Mon ami Jeremy Irish (co-fondateur) est arrivé un jour dans mon bureau avec un GPS à la main. À l’époque, ça faisait encore partie des nouveautés technologiques. Il était tellement fasciné qu’il voulait m’en montrer le fonctionnement. Puis, par le plus grand des hasards, il a découvert sur internet un groupe de personnes qui jouaient à un jeu baptisé « Great American GPS Stash Hunt ». L’ancêtre du géocaching. C’est à ce moment qu’il a eu l’idée de créer un site web afin de rendre ce jeu plus accessible, plus facile à organiser. C’est ainsi qu’en septembre 2000, « Geocaching.com » est né. J’ai directement rejoint l’aventure ! Au début, on travaillait dessus seulement les nuits et les week-ends. Jusqu’au jour où l’on a engendré suffisamment de bénéfices – grâce aux ventes de merchandising, T-shirt, caquettes et divers objets – pour travailler à plein temps sur ce projet et démissionner de nos autres emplois. Aujourd’hui, notre société compte près de 80 employés.


Comment expliquez-vous le succès mondial du géocaching ?
Pendant douze ans, nous n’avons fait aucun marketing ! Le géocaching s’est répandu uniquement grâce au bouche-à-oreille. Des gens qui disaient à leurs amis : « Tu devrais essayer, c’est gratuit, c’est très amusant et ça fait sortir de chez soi avec les enfants ! » Puis, les médias ont relayé l’info, présentant le géocaching comme une manière originale de découvrir sa région et le monde. D’autant qu’aujourd’hui, qui n’a pas de smartphone ? Il suffit aux gens de télécharger l’application pour se lancer.


En France, une région a développé sa propre application de géocaching. Est-ce que cela vous dérange ?
Non, absolument pas. Notre mission est d’encourager les gens à l’exploration et à l’aventure. Nous souhaitons qu’il y ait moins de gens scotchés à leur canapé, devant leur télévision en mangeant des chips… L’important pour nous est que les gens sortent de chez eux.

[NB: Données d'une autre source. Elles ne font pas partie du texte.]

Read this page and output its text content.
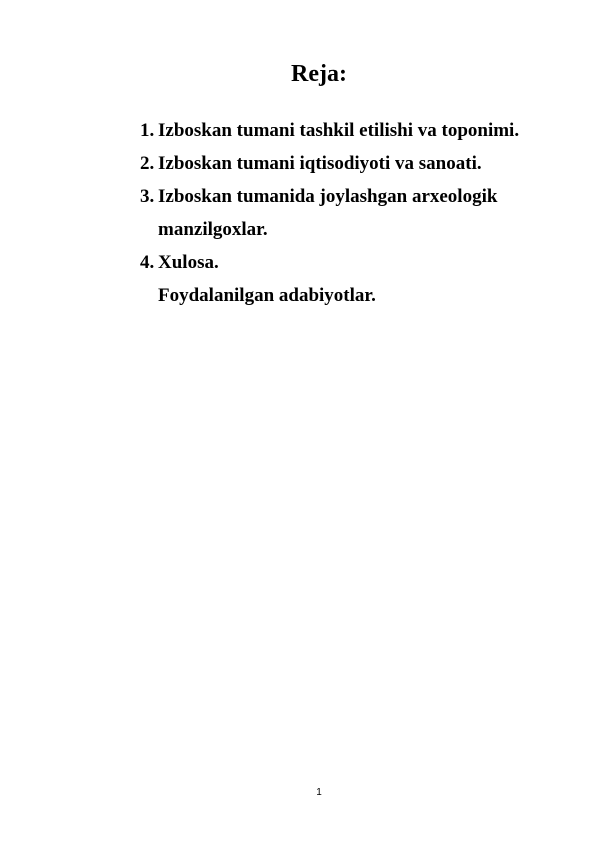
Reja:
1. Izboskan tumani tashkil etilishi va toponimi.
2. Izboskan tumani iqtisodiyoti va sanoati.
3. Izboskan tumanida joylashgan arxeologik manzilgoxlar.
4. Xulosa.
Foydalanilgan adabiyotlar.
1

Quelle est la dernière nouveauté de Geocaching.com ?
En janvier dernier, nous avons lancé un nouveau produit appelé « Adventure Lab ». Grâce à ce nouvel outil, vous pouvez raconter une histoire. Exemple : « L’épée d’Excalibur a été volée à la tour Eiffel ! » Si vous allez là-bas, vous obtiendrez des informations. Pour prouver que vous êtes sur place, vous devrez répondre à une question – une sorte d’énigme qui peut se présenter sous la forme d’une vidéo ou de plusieurs images. Si vous donnez la bonne réponse, vous vous dirigerez vers le lieu suivant. Et ainsi de suite… Notre objectif est de toujours mieux intégrer les nouvelles technologies à l’application et à la plateforme. Si nous proposons aux géocacheurs de meilleurs outils, ils pourront ainsi créer des expériences plus captivantes.


Cette année, le géocaching fête ses 20 ans. Vous préparez quelque chose de spécial ?
Oh que oui ! Nous organisons un grand événement au Seattle Center, où se trouve la Space Needle, qui est une zone extrêmement touristique. La date est déjà fixée : ce sera le 15 août prochain. Il y aura sans doute des milliers de personnes venant du monde entier. Et puis, début mai, il y aura également un très grand événement de géocaching à Prague. Tout au long de l’année, il va y avoir de nombreux événements dans le monde.